How easily can a rat find its way into your toilet?
It sounds like an urban myth - but the latest video from the National Geographic may have you a little on edge the next time you visit the bathroom.
Rats in the toilet may not sound like an every day problem - but they are becoming more common in cities where rats find new ways out of the sewers and drains.
Recently in Belfast experts have warned that the number of rats in the city are on the rise.
The most recent video by The National Geographic has shown just how easy it is for rats to wriggle up the narrow pipes thanks to their flexible bodies - and find their way gasping for air in your toilet bowl.
Rats can swim for three days at a time and hold their breath underwater for three minutes.
The video explains how firstly the rats sneak into grates or manhole covers open to the street.

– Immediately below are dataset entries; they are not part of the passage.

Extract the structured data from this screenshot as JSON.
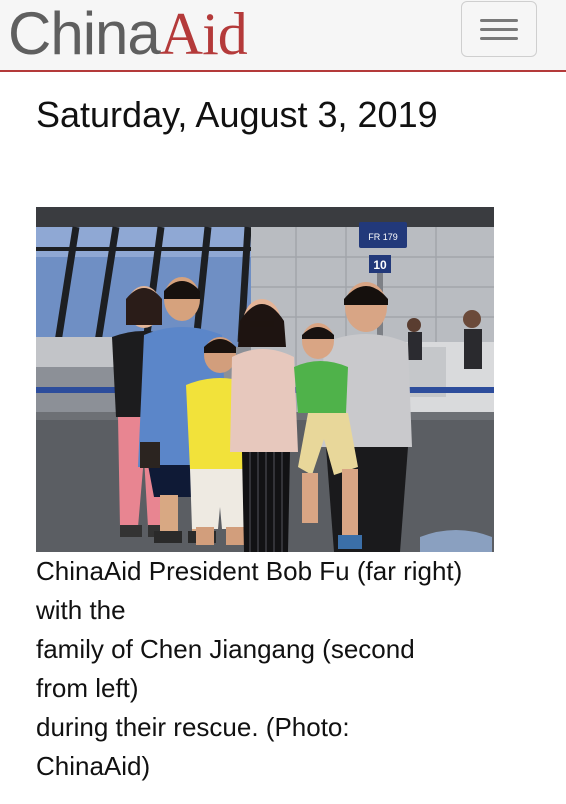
{
  "header": {
    "logo_part1": "China",
    "logo_part2": "Aid",
    "menu_icon": "hamburger-menu-icon"
  },
  "post": {
    "date": "Saturday, August 3, 2019",
    "photo_sign_label": "FR 179",
    "photo_gate_number": "10",
    "caption_lines": [
      "ChinaAid President Bob Fu (far right)",
      "with the",
      "family of Chen Jiangang (second",
      "from left)",
      "during their rescue. (Photo:",
      "ChinaAid)"
    ]
  },
  "colors": {
    "brand_red": "#b43a3a",
    "logo_gray": "#5f5f5f",
    "header_bg": "#f6f6f6"
  }
}
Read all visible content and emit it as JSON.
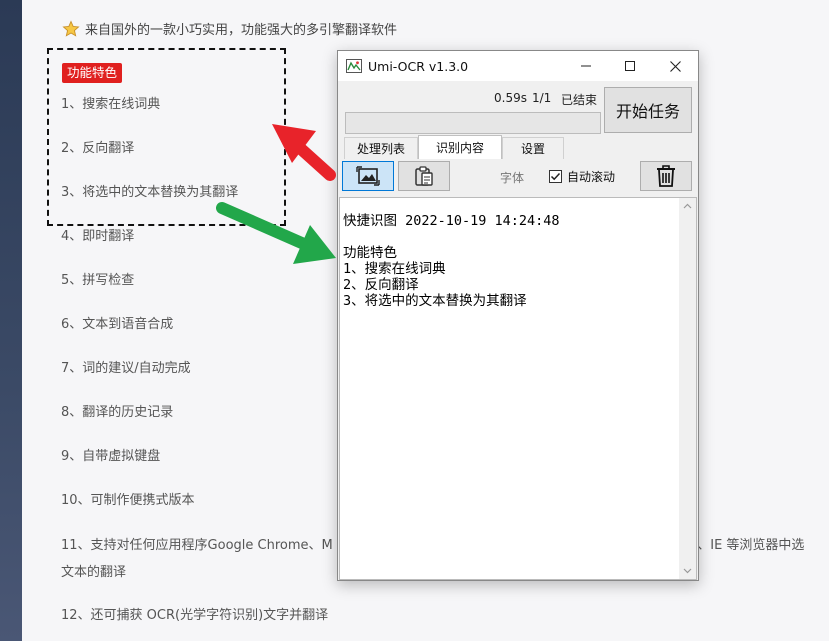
{
  "article": {
    "intro": "来自国外的一款小巧实用，功能强大的多引擎翻译软件",
    "badge": "功能特色",
    "items": [
      "1、搜索在线词典",
      "2、反向翻译",
      "3、将选中的文本替换为其翻译",
      "4、即时翻译",
      "5、拼写检查",
      "6、文本到语音合成",
      "7、词的建议/自动完成",
      "8、翻译的历史记录",
      "9、自带虚拟键盘",
      "10、可制作便携式版本",
      "11、支持对任何应用程序Google Chrome、M",
      "be、IE 等浏览器中选",
      "文本的翻译",
      "12、还可捕获 OCR(光学字符识别)文字并翻译"
    ]
  },
  "window": {
    "title": "Umi-OCR v1.3.0",
    "time": "0.59s",
    "count": "1/1",
    "status": "已结束",
    "start_button": "开始任务",
    "progress_percent": 0,
    "tabs": [
      "处理列表",
      "识别内容",
      "设置"
    ],
    "active_tab": "识别内容",
    "font_label": "字体",
    "autoscroll_label": "自动滚动",
    "autoscroll_checked": true,
    "output_lines": [
      "快捷识图 2022-10-19 14:24:48",
      "",
      "功能特色",
      "1、搜索在线词典",
      "2、反向翻译",
      "3、将选中的文本替换为其翻译"
    ]
  },
  "colors": {
    "badge": "#e0201f",
    "arrow_red": "#e8232a",
    "arrow_green": "#22a74a",
    "tool_active": "#cce4f7"
  },
  "icons": [
    "star-icon",
    "app-icon",
    "minimize-icon",
    "maximize-icon",
    "close-icon",
    "screenshot-icon",
    "clipboard-icon",
    "trash-icon",
    "check-icon"
  ]
}
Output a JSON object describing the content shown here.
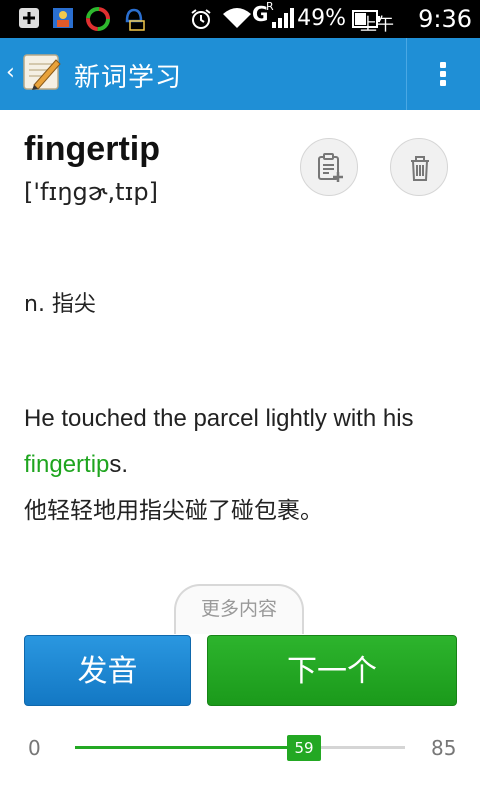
{
  "status_bar": {
    "battery": "49%",
    "ampm": "上午",
    "time": "9:36",
    "network": "G",
    "roaming": "R"
  },
  "action_bar": {
    "title": "新词学习",
    "brand_color": "#1f8fd6"
  },
  "word": {
    "term": "fingertip",
    "phonetic": "['fɪŋgɚ,tɪp]",
    "definition": "n. 指尖"
  },
  "example": {
    "en_before": "He touched the parcel lightly with his ",
    "en_highlight": "fingertip",
    "en_after": "s.",
    "zh": "他轻轻地用指尖碰了碰包裹。",
    "highlight_color": "#1fa51f"
  },
  "more_label": "更多内容",
  "buttons": {
    "pronounce": "发音",
    "next": "下一个"
  },
  "progress": {
    "min": "0",
    "max": "85",
    "current": "59",
    "value": 59,
    "max_value": 85
  }
}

It says: "‘Residential sewer pipes feed into the main tunnel and a rat might consider this path an irresistible opportunity for exploration.’
"Its sharp claws allow the rat to scale almost any vertical surface, the rat is in the home's internal pipes going up.

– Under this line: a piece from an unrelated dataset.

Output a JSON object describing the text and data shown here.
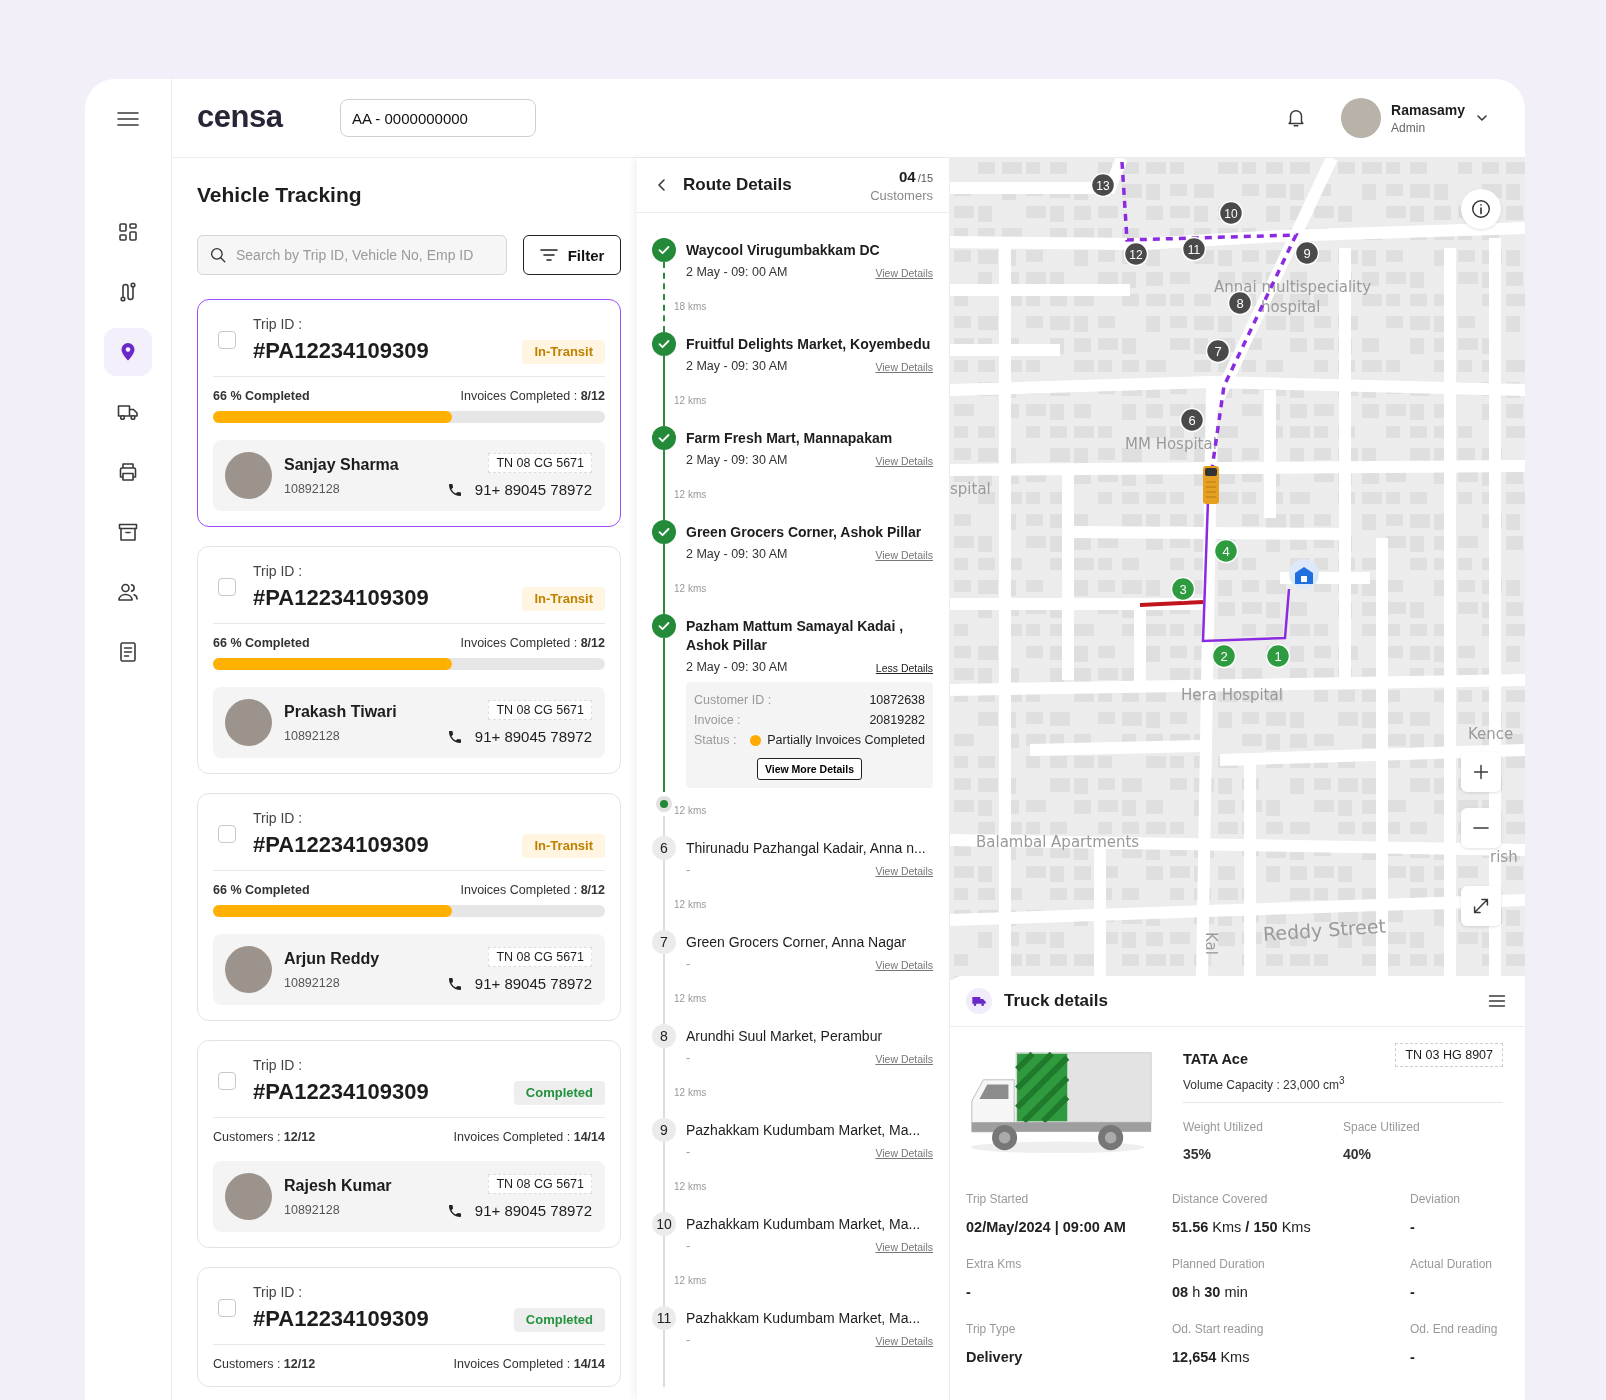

‘Now it faces the biggest test, getting through the last few inches of the narrow maze like toilet pipes. Is this even possible?,’ the video says.
‘The underwater passage leaves no room for air. At a turn, the rat finds a pocket of air, just enough to help it push on to the end of the line.’
The National Geographic video explains how rat's ribs are hinged at the spine allowing it to squeeze through small spaces.
"If a rat can fit its head through an opening, the rest is easy because of its internal acrobatics.
"At the spine the ribs are hinged allowing it to effortlessly collapse."
But how do rats survive in so much water? Well where we think of rats as land animals they are actually expert swimmers.
National Geographic said: "Rats have incredible stamina they can tread water for three days straight and hold their breath under water for three minutes.
"This aquatic proficiency is the very reason rats became global travellers. Long distance swimming enabled them to hitch rides on boats and colonise new shores."